Now Wes Anderson comes up to you with a script and you say, "Wow these movie stars are willing to work for peanuts, even this skinny jerk can break 40 mil with this cast!"

Little Earl said...

Spike, Dave, Maurice, etc. should not be surprised. Either they should have worked with a smaller studio or they should not have done the film at all. Or who knows, maybe WB will relent after fans like us make enough of a stink about it on the blogosphere!!

yoggoth said...

Do you think they had a choice of which studio to work with? Spike might have a contract.

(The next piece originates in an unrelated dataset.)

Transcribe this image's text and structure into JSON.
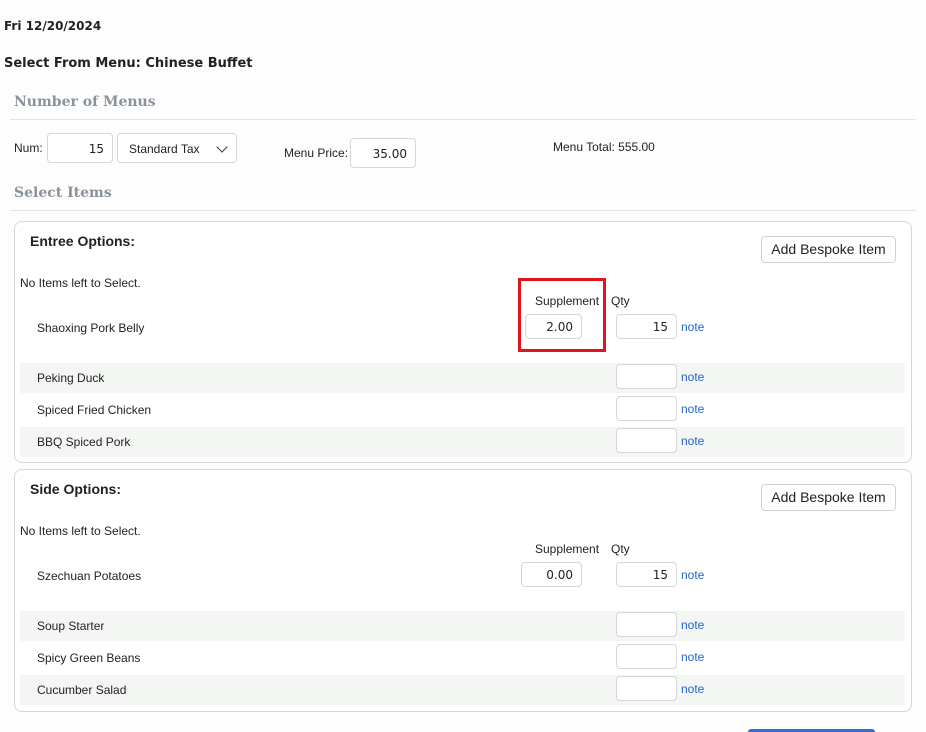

I don't know if they should be surprised. While this has happened before, some surprisingly edgy movies also get released. Really, who cares if they should be surprised or not. If Sendak only agreed to sell his rights because Jones was involved the studio execs are being assholes and bad businessmen, if history is any indication.

Bad children's movies feed into the smarmy sense of entitlement that many people have nowadays. Bad things happen! Forest fires kill your mom! Actions have consequences and there are no action hero family members who are going to save you. If you want to spout faux meritocratic nonsense you deserve the consequences when they grow up to be exploitative tyrants. Will to power, you are not a unique snowflake, etc, etc...

But that's a rant for another day.

herr zrbo said...

Maybe we'll see a Seinfeld voiced Wild Thing present an award at next year's Oscars?

'Wild Things: The Movie' brought to you by Wal-Mart and Toys 'R Us!